雛子はそんなコラキをキョトンと見ていたが、やがてその顔を赤く染めていく。
「え……? なに? 私はむむ……胸のことなんてそんなに気にしてないよ? 気にしてないもんっ!」
そしてまくし立てるようにコラキに告げる。
しかし、そんな雛子をポカンと見つめるコラキの表情を見て、コラキが謝っていることが、全然別のことだと気が付き、そして――
「えぇっと……。もしかして、ポスターのアレのこと?」
「――ゥグッ! ま、まあ……な。ソレのことだ……」
既にコラキはアレ――『大千世界』状態。つまり『八咫烏』の姿を解除している。
コラキがさらに気まずそうな顔で雛子の反応を待っていると、雛子は大きく息を吐き、そして無言でコラキを見下ろす。
それから数秒――いや数分。雛子はジィッとコラキの顔を見つめていた。
「ね、コラキちゃん……? アレって……。ポスターって、もしかしてそのためだけに、あんなことやってたの……?」
――あんなこと。
コラキの頭に、自分が『大千世界』発動によって『八咫烏』モードになるまでのプロセスが再生される。
「…………………………うん」
顔を真っ赤にして、コラキは雛子から顔を背け、恥ずかしげにうなずく。
すると雛子は、そんなコラキを見て静かに口を開く。
「あのね、コラキちゃん? そりゃあ、コラキちゃんが『冒険者ギルド』のマスコ――ポスターの人だってのはビックリしたけど……。私だって一応『冒険者』なんだよ? ――高ランクの『冒険者』が、その重要性とか能力とかでいろいろとあるから、基本的に正体とか個人情報が秘匿情報だってのは知っているんだよ? だから……それを謝る必要なんてない」
「――ひっこ……」
崇めるように、コラキは雛子を見上げる。
雛子はニコニコとほほ笑みながら、静かにコラキの頭に手を伸ばす。
「――で・もっ! それを黙っていたことを、私が怒るだなんて……。
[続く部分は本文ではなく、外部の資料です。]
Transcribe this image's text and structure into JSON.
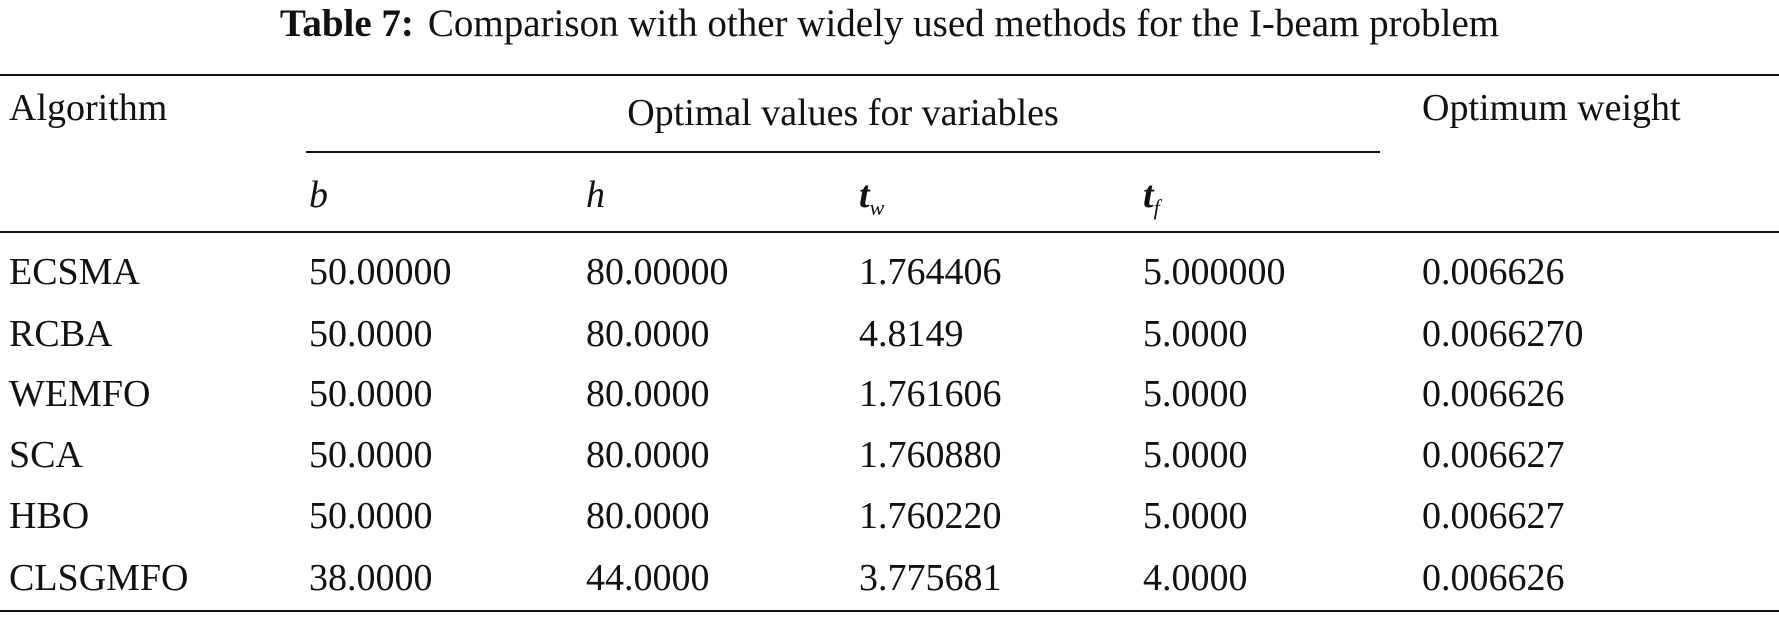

もし、そんな無理解な女だなんて思ってたんなら……怒るよ?」
「――っ! そんなことはないッ! ただ、俺は……」
コラキが開きかけた口を、雛子は人差し指を押し付けてふさぐ。
そのまま、コラキの髪をクシャクシャともみながら、しゃがみ込み、小さな声でささやく。
「良いよ……。分かってる。ただ……。これからはテレビで見かける度に、ニヤニヤしちゃうけどね? ――うん。百度!」
いたずらが成功したかのような雛子のほほ笑みに、コラキは真っ青な表情になる。
「――だぁっ! だから知られたくなかったのにっ!」
頭を抱えて叫ぶコラキを見て、周囲のメンバーもホッと胸をなでおろす。
そんななか――
「はいはいはい……。なに? これがこっちで言うところの、『リア充』ってやつか?」
――パチパチと言う小さな拍手が、森のなかに響き渡る。
「――っ」
コラキたちは一斉に。拍手の音がする方向を向く。
そこにいたのは、黒髪の無造作ヘアーに、糸のような細い目。そして南国の、森のなかでは場違いな執事服。見た目はただの日本人と言った男が立っていた。
「いやいやいや……。ったく……。せっかく、俺とクリッさんで頑張ってたのによぉ……」
男はわずかに不機嫌そうに。その細い目を、少しだけ開いていた。そしてコラキ、ペリ、イグル。最後に――スプリギティスをにらみ付けて、クパァっとその口を三日月のように開く。
「――ボゾア……」
コラキは、笑みを浮かべる眼前の男の名を呼び、ふたたび錫杖を構えた……。